Research, including work done by teams at the Misericordia clinic, shows that babies exposed to smoke and particles from wildfire in utero also face some health risks, says Lesley Brennan, Researcher and Clinical Assistant at the Misericordia children’s environmental clinic.

“Pregnant women need to be aware of exposures to smoke and its particles because of the potential harmful impact to their body and to the baby.”

Part of Lesley and Irena’s mandate at the environmental children’s clinic is not only to assess and manage patients but also to conduct clinical research and help educate people about environmental health risks and their impact on children.

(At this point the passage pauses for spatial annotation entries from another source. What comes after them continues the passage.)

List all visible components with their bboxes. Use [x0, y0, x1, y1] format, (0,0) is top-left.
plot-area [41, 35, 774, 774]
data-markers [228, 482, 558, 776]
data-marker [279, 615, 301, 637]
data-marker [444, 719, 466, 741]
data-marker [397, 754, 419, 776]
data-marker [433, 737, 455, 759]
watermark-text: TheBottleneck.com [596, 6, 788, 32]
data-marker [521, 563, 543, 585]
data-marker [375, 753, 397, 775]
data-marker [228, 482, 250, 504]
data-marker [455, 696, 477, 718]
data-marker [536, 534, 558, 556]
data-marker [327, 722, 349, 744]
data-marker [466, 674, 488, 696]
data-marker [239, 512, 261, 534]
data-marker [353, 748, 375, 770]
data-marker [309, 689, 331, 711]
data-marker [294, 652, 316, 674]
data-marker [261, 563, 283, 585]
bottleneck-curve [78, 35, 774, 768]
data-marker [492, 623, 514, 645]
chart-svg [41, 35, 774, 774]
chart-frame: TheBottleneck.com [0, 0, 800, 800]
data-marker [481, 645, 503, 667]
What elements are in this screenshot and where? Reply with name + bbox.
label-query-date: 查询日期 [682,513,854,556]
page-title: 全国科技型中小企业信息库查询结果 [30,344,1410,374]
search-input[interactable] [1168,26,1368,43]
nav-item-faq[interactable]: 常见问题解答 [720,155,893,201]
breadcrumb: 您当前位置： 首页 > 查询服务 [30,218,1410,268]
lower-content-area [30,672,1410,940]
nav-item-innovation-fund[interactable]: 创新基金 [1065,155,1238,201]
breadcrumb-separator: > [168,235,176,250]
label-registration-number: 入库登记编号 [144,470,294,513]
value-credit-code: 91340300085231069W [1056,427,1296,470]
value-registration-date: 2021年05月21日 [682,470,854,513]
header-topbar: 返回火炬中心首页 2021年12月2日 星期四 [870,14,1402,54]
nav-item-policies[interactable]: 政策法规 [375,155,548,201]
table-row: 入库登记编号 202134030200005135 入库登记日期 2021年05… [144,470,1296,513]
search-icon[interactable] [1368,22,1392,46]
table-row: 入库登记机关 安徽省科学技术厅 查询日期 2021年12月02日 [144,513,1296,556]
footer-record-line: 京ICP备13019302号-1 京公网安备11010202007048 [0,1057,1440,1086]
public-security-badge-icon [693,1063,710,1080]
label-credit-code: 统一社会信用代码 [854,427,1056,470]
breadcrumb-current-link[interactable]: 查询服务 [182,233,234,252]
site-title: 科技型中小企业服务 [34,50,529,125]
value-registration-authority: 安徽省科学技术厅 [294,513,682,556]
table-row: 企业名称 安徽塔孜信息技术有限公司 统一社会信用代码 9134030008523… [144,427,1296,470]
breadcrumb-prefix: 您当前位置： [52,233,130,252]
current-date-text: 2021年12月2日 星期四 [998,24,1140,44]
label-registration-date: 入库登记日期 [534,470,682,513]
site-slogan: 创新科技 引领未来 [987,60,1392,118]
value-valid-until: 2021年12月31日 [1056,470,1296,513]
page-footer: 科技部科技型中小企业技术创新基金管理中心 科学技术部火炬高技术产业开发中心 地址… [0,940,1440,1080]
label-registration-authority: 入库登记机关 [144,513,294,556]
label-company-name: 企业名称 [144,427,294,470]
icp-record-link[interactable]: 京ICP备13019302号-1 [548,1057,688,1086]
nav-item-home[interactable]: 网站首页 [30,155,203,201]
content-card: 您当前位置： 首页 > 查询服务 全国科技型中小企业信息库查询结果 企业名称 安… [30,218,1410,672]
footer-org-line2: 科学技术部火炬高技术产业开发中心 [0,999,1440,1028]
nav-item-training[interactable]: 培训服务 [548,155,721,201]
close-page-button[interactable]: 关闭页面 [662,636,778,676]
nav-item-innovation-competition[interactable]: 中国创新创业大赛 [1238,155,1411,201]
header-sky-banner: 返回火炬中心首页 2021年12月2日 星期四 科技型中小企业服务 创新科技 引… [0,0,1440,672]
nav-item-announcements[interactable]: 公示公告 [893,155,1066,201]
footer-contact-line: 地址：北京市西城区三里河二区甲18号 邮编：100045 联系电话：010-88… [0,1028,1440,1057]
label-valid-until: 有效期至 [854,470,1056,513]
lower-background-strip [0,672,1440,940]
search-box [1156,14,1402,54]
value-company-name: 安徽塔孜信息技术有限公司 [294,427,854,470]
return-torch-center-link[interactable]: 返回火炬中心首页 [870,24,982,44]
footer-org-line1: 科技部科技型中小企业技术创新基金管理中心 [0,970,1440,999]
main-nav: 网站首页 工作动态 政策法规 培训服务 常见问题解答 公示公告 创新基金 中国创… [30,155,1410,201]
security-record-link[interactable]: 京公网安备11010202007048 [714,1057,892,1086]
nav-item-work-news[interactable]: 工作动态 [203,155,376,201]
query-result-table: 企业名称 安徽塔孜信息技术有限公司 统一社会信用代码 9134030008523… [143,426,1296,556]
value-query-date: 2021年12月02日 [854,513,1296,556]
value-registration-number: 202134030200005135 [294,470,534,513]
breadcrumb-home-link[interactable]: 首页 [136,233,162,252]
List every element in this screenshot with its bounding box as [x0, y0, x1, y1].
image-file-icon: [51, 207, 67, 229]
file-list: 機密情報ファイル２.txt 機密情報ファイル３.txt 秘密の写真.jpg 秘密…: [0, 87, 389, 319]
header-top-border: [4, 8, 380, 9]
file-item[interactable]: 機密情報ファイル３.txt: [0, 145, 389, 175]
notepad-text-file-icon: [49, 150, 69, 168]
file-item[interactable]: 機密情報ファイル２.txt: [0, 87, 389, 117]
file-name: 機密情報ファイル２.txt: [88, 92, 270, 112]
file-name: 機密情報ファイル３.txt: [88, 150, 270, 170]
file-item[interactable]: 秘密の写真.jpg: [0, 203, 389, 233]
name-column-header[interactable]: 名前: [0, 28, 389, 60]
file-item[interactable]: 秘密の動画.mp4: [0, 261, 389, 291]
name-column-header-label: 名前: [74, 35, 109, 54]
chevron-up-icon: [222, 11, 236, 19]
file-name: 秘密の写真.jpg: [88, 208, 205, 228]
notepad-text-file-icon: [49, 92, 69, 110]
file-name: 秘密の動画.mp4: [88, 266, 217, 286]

The clinic is the only one of its kind in Canada and it has been designated as a World Health Organization Collaborating Centre.

Irena notes that smoke and poor air quality can contribute to babies being born prematurely.

“And when a baby is born prematurely, we then see a cascading effect on their life from having asthma problems, school learning problems, plus other health and life challenges.”

If wildfires continue to occur regularly, exposing children to smoke, then we can expect increasing health issues over the long-term, says Irena.

“We can already predict and expect that asthma will continue to increase in numbers and severity, more mental health problems, learning problems in school and poor pregnancy outcomes as a result of continued exposure to smoke and other environmental hazards.”

Dealing with the health consequences of the smoke from wildfires and other pollutants requires a concerted action on the part of everyone, says Irena. “We all can contribute to solutions whether it is putting resources and the right policies in place, educating people about environmental hazards and better prevention or reducing our personal carbon footprint.”